Wednesday, March 22, 2017

Managing Difficult People

My first career was as a counselor with children and families. It was very challenging in a good way for someone fresh out of college and rather idealistic. I particularly liked, and was adept at, working with difficult clients, such as oppositional/defiant teenagers, and people in difficult and stressful life situations.

My effectiveness in working with these types of people was due in great part to my “delivery.” In a way I was a pitcher, with the ability to effectively get the ball across the plate in a manner that allowed clients to hear what I was saying.

This concept is important to anyone who works with difficult people, regardless of setting – human services, business, customer service, etc. There are two parts to this process. Having the ability to feel people and having a good repertoire of pitches and deliveries.

In baseball, teams keep a book on the batters for opposing teams. Going into the game, a pitcher knows what kind of pitches a batter likes and what pitches he struggles with. In this analogy, we aren’t looking to strike anyone out. We are trying to be conscious of what a batter might be able hit out of the park. We want people to hear what we are saying, not groove it so they smash a line drive right back at us.

Most times, you can just lay things out to folks. But, some people can be defensive or have various predispositions that makes it hard for them to hear things. So, you may need to work the plate a bit before making your delivery. Soften them up to set up the message you want to get across.

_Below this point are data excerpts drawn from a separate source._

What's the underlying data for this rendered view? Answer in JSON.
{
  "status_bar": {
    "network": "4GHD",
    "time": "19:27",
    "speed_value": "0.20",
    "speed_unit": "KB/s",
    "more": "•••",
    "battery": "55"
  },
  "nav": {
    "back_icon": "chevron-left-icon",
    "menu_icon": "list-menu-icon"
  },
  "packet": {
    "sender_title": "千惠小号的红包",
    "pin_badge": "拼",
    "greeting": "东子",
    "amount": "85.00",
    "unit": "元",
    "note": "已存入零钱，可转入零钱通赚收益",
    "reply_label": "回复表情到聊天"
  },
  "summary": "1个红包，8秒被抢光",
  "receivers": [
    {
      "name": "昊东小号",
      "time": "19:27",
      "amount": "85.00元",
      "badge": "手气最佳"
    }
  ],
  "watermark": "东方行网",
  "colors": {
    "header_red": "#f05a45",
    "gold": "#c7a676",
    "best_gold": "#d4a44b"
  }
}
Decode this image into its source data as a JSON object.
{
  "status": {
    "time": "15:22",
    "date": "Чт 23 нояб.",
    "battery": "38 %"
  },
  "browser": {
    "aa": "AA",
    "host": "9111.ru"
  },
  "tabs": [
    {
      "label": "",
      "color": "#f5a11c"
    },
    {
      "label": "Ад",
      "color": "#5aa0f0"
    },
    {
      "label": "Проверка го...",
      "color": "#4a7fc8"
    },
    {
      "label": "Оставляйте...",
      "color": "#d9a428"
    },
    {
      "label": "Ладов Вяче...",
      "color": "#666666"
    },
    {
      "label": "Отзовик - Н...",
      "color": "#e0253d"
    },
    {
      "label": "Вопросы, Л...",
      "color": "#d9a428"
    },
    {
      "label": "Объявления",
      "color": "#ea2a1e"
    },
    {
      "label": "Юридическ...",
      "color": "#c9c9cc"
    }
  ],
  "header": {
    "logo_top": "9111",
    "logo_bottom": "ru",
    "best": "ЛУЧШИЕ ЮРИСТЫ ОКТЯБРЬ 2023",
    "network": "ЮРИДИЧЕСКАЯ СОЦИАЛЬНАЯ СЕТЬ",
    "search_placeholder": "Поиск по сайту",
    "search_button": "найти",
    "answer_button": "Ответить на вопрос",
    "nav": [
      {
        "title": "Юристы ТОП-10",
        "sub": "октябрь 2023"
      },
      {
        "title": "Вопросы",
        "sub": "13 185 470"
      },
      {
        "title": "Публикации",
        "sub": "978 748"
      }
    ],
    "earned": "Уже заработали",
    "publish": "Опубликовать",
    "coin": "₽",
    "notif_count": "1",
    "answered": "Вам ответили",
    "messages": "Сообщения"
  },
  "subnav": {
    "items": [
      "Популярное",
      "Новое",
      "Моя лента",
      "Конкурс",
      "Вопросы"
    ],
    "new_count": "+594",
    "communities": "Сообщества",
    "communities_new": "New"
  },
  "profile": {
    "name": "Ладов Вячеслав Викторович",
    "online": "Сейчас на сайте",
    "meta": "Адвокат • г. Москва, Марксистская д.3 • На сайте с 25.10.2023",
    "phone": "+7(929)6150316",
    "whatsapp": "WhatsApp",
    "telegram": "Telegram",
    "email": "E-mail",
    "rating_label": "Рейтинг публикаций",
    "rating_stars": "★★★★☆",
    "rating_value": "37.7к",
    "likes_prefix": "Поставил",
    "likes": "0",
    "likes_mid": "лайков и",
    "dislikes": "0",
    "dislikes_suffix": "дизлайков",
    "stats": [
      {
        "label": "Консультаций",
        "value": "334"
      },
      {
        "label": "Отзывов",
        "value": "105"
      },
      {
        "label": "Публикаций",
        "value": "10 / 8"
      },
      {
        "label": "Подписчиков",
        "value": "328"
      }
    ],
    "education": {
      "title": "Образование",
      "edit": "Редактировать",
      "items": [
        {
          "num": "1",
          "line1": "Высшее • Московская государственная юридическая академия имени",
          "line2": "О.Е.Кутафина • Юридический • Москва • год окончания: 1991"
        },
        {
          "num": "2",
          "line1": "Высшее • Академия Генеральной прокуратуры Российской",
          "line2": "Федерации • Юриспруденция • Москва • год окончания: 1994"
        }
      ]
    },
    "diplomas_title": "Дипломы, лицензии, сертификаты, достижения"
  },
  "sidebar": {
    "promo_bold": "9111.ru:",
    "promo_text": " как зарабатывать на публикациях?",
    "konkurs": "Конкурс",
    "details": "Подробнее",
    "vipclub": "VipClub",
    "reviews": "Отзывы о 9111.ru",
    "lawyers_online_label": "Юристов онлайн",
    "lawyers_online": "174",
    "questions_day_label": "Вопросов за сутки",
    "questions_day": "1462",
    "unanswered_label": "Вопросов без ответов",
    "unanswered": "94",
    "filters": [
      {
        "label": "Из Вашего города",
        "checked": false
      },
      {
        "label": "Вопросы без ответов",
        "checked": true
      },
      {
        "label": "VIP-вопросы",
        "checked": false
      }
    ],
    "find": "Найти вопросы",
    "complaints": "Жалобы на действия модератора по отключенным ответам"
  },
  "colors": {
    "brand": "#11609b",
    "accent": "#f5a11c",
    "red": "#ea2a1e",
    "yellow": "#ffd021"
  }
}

This requires a good bit of intuition. The ability to “know” people generally, and the person you are dealing with specifically. You can have thoughts about people. But good pitchers very rarely are in their heads. They feel the moment, feel the energy. You have to be able to both think about what you are going to say at the same time you have a clear mind to be able to pick up on the subtleties of the individual as well as the moment.
Most successful pitchers have a good fastball. It does not need to be the 97 mph four seamer that you just blow by people. A standard 93 mph two seamer does the job most often, using your feel to move it around to different parts of the plate for effectiveness.

But, when interacting with difficult people it helps to develop some other pitches. Curveballs can be tricky and if not delivered perfectly can get rocked. It probably is best to develop your off-speed pitches. These are very effective with people who are in heightened states and are eager to swing for the fences. Good off speed pitches include:

Acknowledging the good intentions or positive attributes of the other person.
Taking a mildly self-depreciating tone.
Taking some personal responsibility upfront.
Changing your tone or pacing of how fast you are talking.

Finally, perhaps the most important factor is your ability to not get caught up in the moment. Keep in mind that people are people. With different personalities and temperaments. Who may very well be under great stress for reasons you may not have any awareness.

Accept people for who they are, with compassion. Anger is a secondary emotion that arises from the intensity of other more core feelings – fear, disappointment, being hurt, etc.

Stay calm. Don’t let moment overwhelm you or get too far into your own head. Feel the other person and focus on how you can best deliver your message.